In an industry where most car manufacturers have abandoned truck-based SUVs in favour of crossovers that drive more like cars, Lexus maintains there's a market for not one truckish luxury SUV, but two, the full-size LX and this mid-size model called the GX.
The GX shares its dirty bits with the Toyota Land Cruiser Prado, a body-on-frame four-wheeler that company sells in other markets. For the longest time, the GX was the least expensive way to get seven seats in a Lexus model, though that will change in 2018 when the brand (finally) adds a third row option to its RX crossover.
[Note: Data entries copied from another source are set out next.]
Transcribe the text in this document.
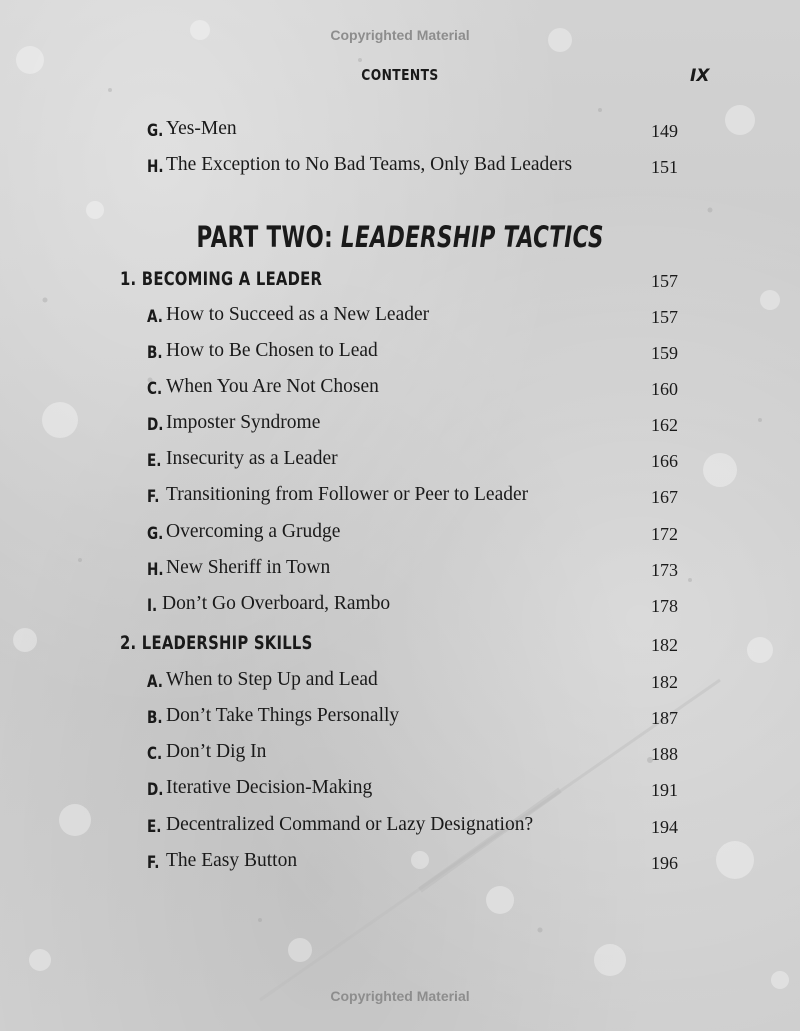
Copyrighted Material
CONTENTS	IX
G. Yes-Men	149
H. The Exception to No Bad Teams, Only Bad Leaders	151
PART TWO: LEADERSHIP TACTICS
1. BECOMING A LEADER	157
A. How to Succeed as a New Leader	157
B. How to Be Chosen to Lead	159
C. When You Are Not Chosen	160
D. Imposter Syndrome	162
E. Insecurity as a Leader	166
F. Transitioning from Follower or Peer to Leader	167
G. Overcoming a Grudge	172
H. New Sheriff in Town	173
I. Don’t Go Overboard, Rambo	178
2. LEADERSHIP SKILLS	182
A. When to Step Up and Lead	182
B. Don’t Take Things Personally	187
C. Don’t Dig In	188
D. Iterative Decision-Making	191
E. Decentralized Command or Lazy Designation?	194
F. The Easy Button	196
Copyrighted Material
Its Land Cruiser underpinnings make the GX legitimately rugged and competent off-road, but we wonder how many buyers actually take advantage of that. On the road, the GX is reminiscent of the Toyota 4Runner with its comfortable ride and relaxed handling: The soft suspension allows a lot of body roll in corners and hard braking causes the body to pitch forward. That's the result of a chassis designed to allow the kind of suspension articulation necessary when tackling challenging trails.
Under the hood is a 4.6L V8 engine that lends the vehicle its GX 460 name as well as 301 hp and 329 lb-ft of torque. It comes connected to a six-speed automatic transmission and a full-time four-wheel drive system with low-range gearing.
That Lexus still makes the GX puzzles us considering it faces so little direct competition: You might cross-shop it with a Land Rover Discovery, but there's really not much else out there that combines a seven-passenger interior with true off-road credentials.
The GX comes in a single trim equipped with power tilt and telescoping steering column, heated and ventilated 10-way power front seats, heated second-row seats, tri-zone automatic climate control, heated wood and leather-wrapped steering wheel, LED headlamps, rain-sensing wipers, 17-speaker Mark Levinson audio system, hard-disk based navigation, Bluetooth, USB ports, and Siri Eyes-Free for control of Apple iPhones. Blind-spot monitoring, rear cross-traffic alert, are also standard.
A technology package adds pre-collision and driver monitoring systems, lane departure alert, radar cruise control and 360-degree exterior camera.
An executive package builds on that with the addition of front console cool box, rear-seat entertainment system, four-wheel crawl control, multi-terrain select, transmission cooler and fuel tank protector plates.